Other Types of House-Soiling Problems
If you've consistently followed the housetraining procedures and your dog continues to eliminate in the house, there may be another reason for his behaviour.

  • Medical Problems: House soiling can often be caused by physical problems such as a urinary tract infection or a parasite infection. Check with your veterinarian to rule out any possibility of disease or illness.
  • Submissive/Excitement Urination: Some dogs, especially young ones, temporarily lose control of their bladders when they become excited or feel threatened.
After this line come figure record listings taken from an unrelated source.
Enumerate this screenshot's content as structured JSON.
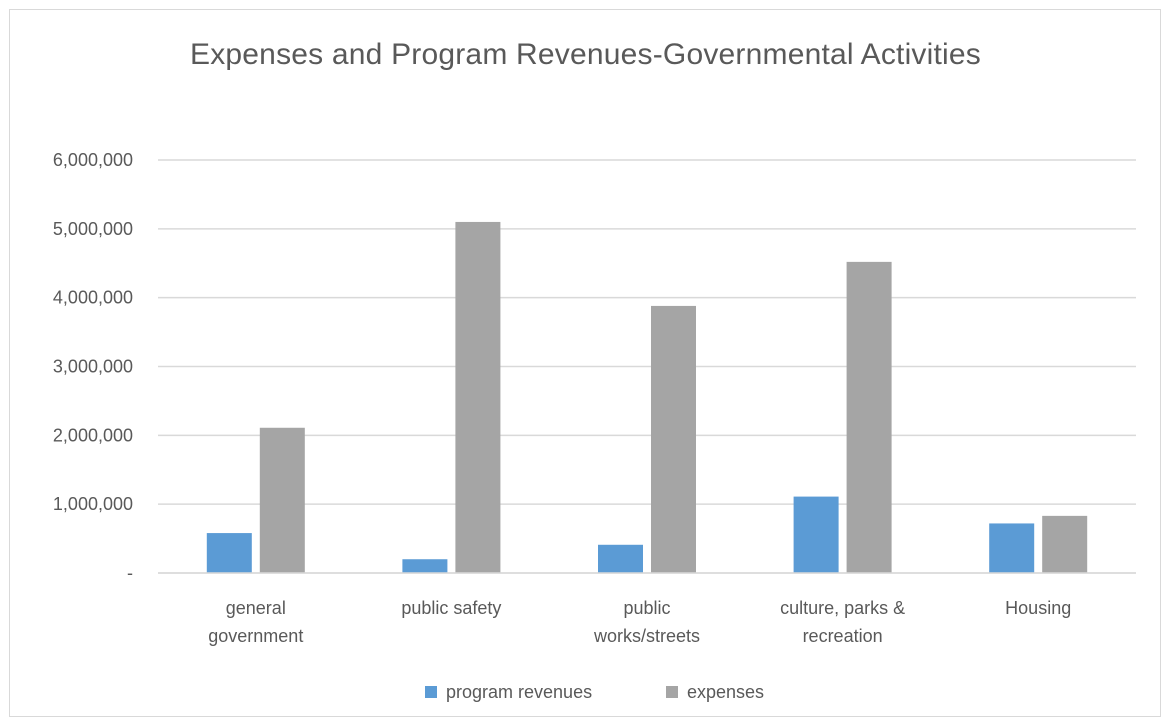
{
  "chart_data": {
    "type": "bar",
    "title": "Expenses and Program Revenues-Governmental  Activities",
    "categories": [
      [
        "general",
        "government"
      ],
      [
        "public safety"
      ],
      [
        "public",
        "works/streets"
      ],
      [
        "culture, parks &",
        "recreation"
      ],
      [
        "Housing"
      ]
    ],
    "series": [
      {
        "name": "program revenues",
        "color": "#5b9bd5",
        "values": [
          580000,
          200000,
          410000,
          1110000,
          720000
        ]
      },
      {
        "name": "expenses",
        "color": "#a5a5a5",
        "values": [
          2110000,
          5100000,
          3880000,
          4520000,
          830000
        ]
      }
    ],
    "ylim": [
      0,
      6000000
    ],
    "yticks": [
      {
        "value": 0,
        "label": "-"
      },
      {
        "value": 1000000,
        "label": "1,000,000"
      },
      {
        "value": 2000000,
        "label": "2,000,000"
      },
      {
        "value": 3000000,
        "label": "3,000,000"
      },
      {
        "value": 4000000,
        "label": "4,000,000"
      },
      {
        "value": 5000000,
        "label": "5,000,000"
      },
      {
        "value": 6000000,
        "label": "6,000,000"
      }
    ],
    "grid": true,
    "legend": "bottom",
    "colors": {
      "gridline": "#d9d9d9",
      "text": "#595959"
    }
  }
}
This usually occurs during greetings, intense play or when they're about to be punished (see our handout: "Submissive and Excitement Urination").
  • Territorial Urine-Marking: Dogs sometimes deposit urine or feces, usually in small amounts, to scent-mark their territory. Both male and female dogs do this, and it most often occurs when they believe their territory has been invaded.
  • Separation Anxiety: Dogs that become anxious when they're left alone may house soil as a result. Usually, there are other symptoms, such as destructive behaviour or vocalization (see our handout: "Separation Anxiety").
  • Fears Or Phobias: When animals become frightened, they may lose control of their bladder and/or bowels. If your dog is afraid of loud noises, such as thunderstorms or fireworks, he may house soil when he's exposed to these sounds (see our handout: "Fears and Phobias – Noises and Places").